Bombing of the Four Little Girls - Futures Denied

Today marks 57 years that 11-year-old Denise McNair, and 14-year-olds Addie Mae Collins, Carole Robertson, and Cynthia Wesley were killed by Klansmen, Robert Chambliss, known as Dynamite Bob, Bobby Frank Cherry, and Thomas Edwin Blanton, Jr.

Birmingham, AL was nicknamed "Bombingham." It's estimated that there were over 50 bombings in Birmingham from the 1940s-1960s. The bombings were to rebel against African Americans who were attempting to move into the white neighborhood. Center Street was known as Dynamite Hill and the color line for blacks and white. The whites lived on the west side of Center Street. Unafraid, black families moved into the white neighborhood. They endured the KKK shootings, burning, and bombing their homes.

The 16th Street Baptist Church was built in 1911. The church had served as the headquarters of rallies and civil rights mass meetings during Jim Crow.

On September 15th, the four little girls and Sarah Collins Rudolph were at the 16th Street Baptist Church in the bathroom. It was Youth Day and the girls were happy and excited about their upcoming school year. Carolyn Maull McKinstry, the Sunday School church secretary answered the phone in the church office, and a caller said "three minutes" and hung up. McKinstry, a teenager, didn't know what the phone call meant. At 10:22 a.m. as she was walking into the sanctuary after hanging up the phone, the bomb exploded. Between 15-20 sticks of dynamite injured several church members, damaged the church, and destroyed cars.

(Bathroom window where the four little girls were when they were murdered).

The killing of the four little girls drew national and international attention to the racism and segregation in Birmingham.

I visit Birmingham every year. I make it a point to visit and pay respect to the young girls that lost their lives to hate.

Cynthia Wesley, Addie Mae Collins, and Carole Robertson are buried at Greenwood Cemetery. Denise McNair is buried at Elmwood Cemetery.

Dr. Martin Luther King, Jr. eulogized Wesley, Collins, and McNair's funeral at Sixth Avenue Baptist Church.

Rev. John H. Cross Jr. eulogized Robertson's funeral at St.

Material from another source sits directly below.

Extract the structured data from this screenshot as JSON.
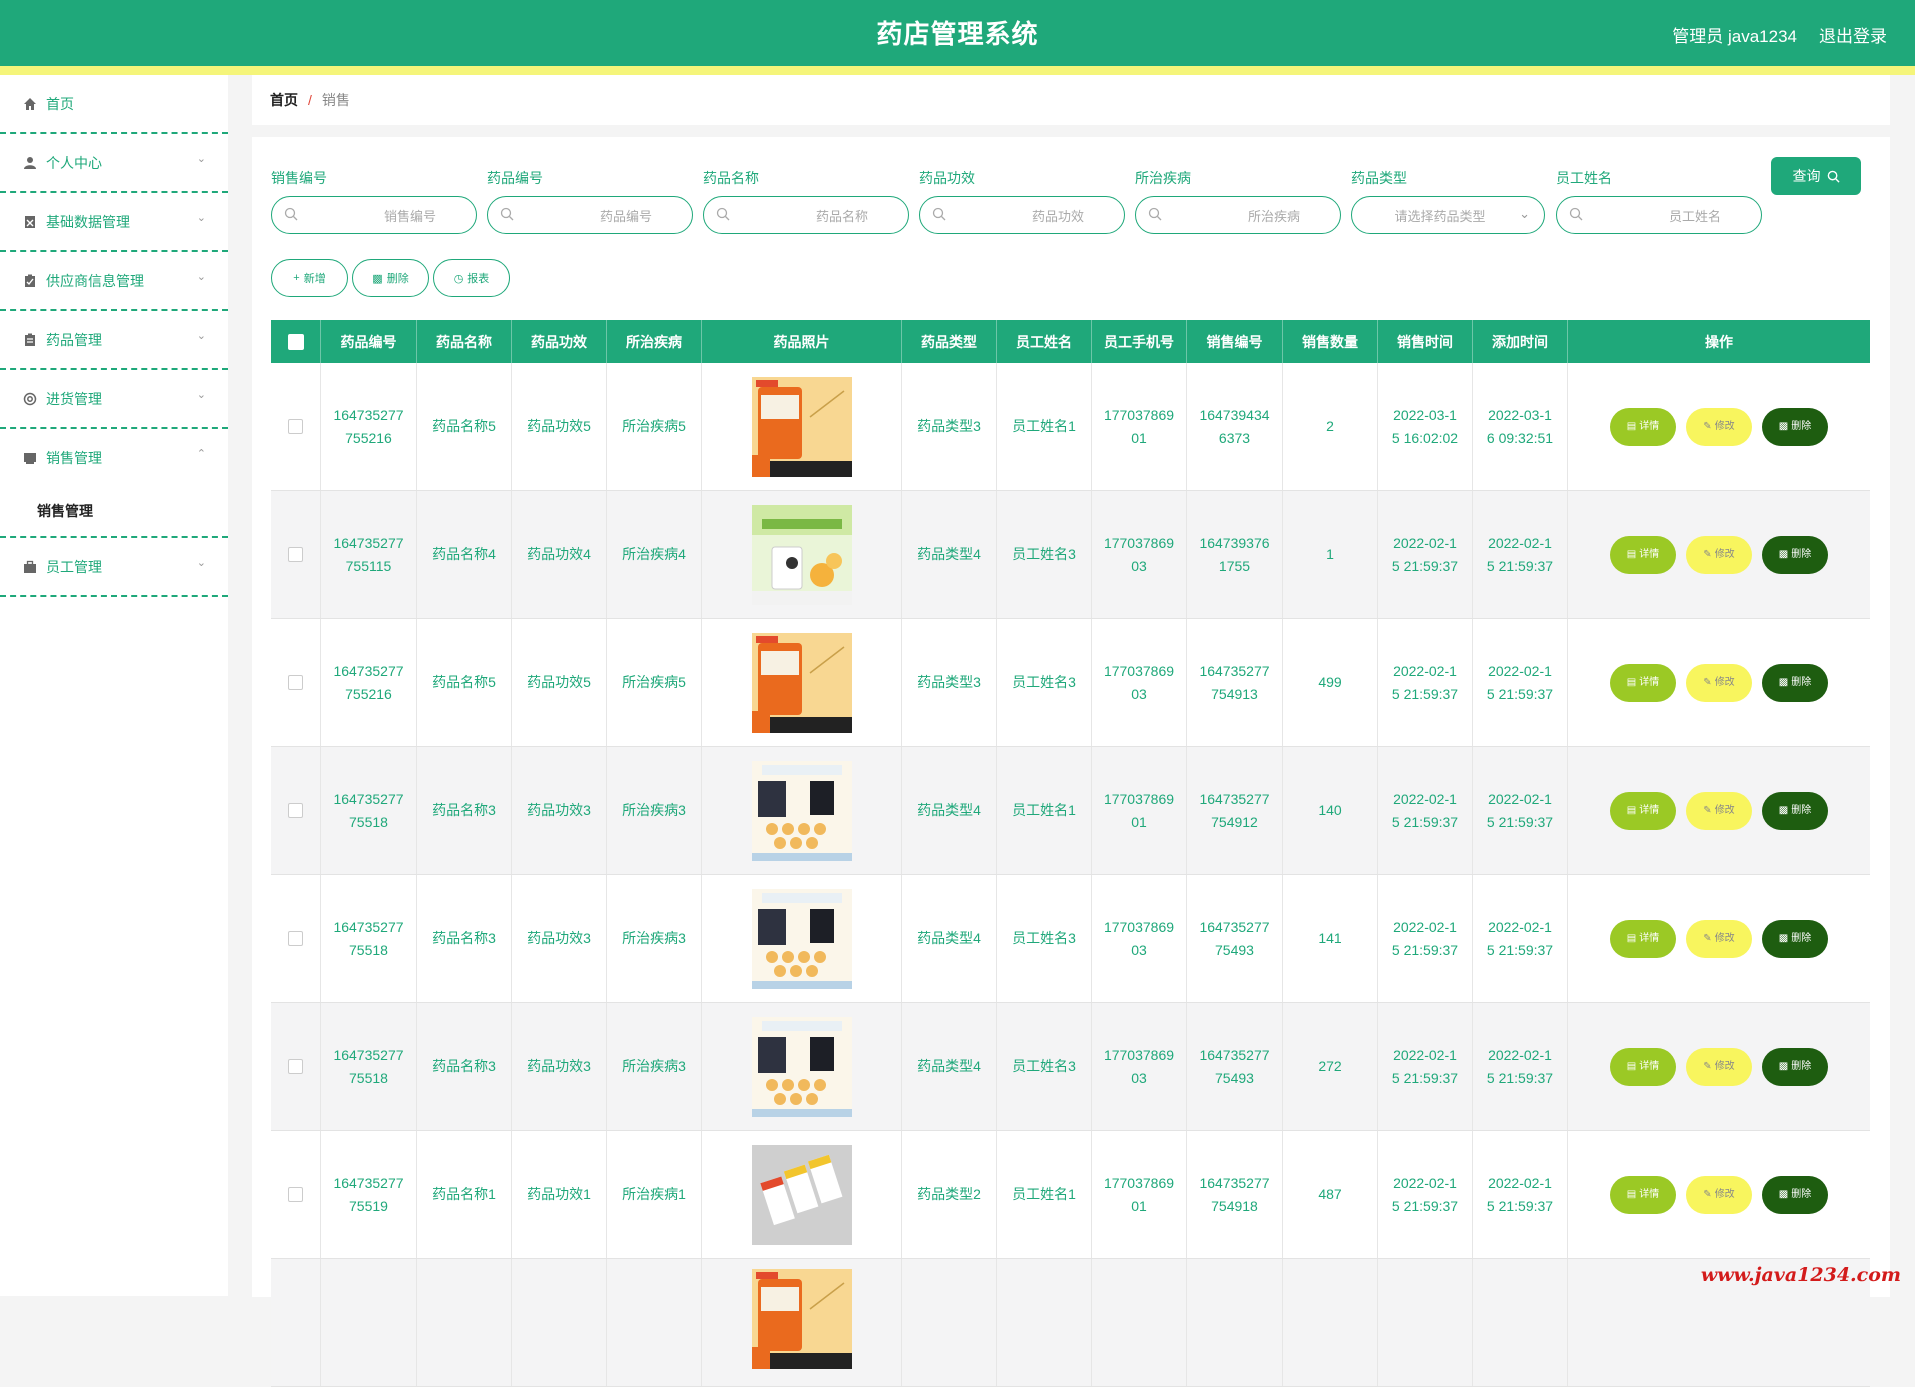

John A.M.E. Church.

Come 'round by my side and I'll sing you a song I'll sing it so softly it'll do no one wrong On Birmingham Sunday the blood ran like wine And the choir kept singing of freedom

That cold autumn morning no eyes saw the sun And Addie Mae Collins, her number was one In an old Baptist church there was no need to run And the choir kept singing of freedom

Addie Mae Collins liked hopscotch, sang in the choir, and loved softball.

The clouds, they were dark and the autumn wind blew And Denise McNair brought the number to two The falcon of death was a creature they knew And the choir kept singing of freedom

Denise McNair liked to play with her dolls, left a mudpie in a mailbox, and did a neighborhood fundraiser for muscular dystrophy. Denise's childhood friend was U.S. Secretary of State, Condoleezza Rice. They would play with their dolls together.

The church, it was crowded and no one could see That Cynthia Wesley's dark number was three Her prayers and her feelings would shame you and me And the choir kept singing of freedom

Cynthia Wesley was adopted at the age of six to Claude and Gertrude Wesley. Her father was able to identify her body by the rings she and her mother exchanged.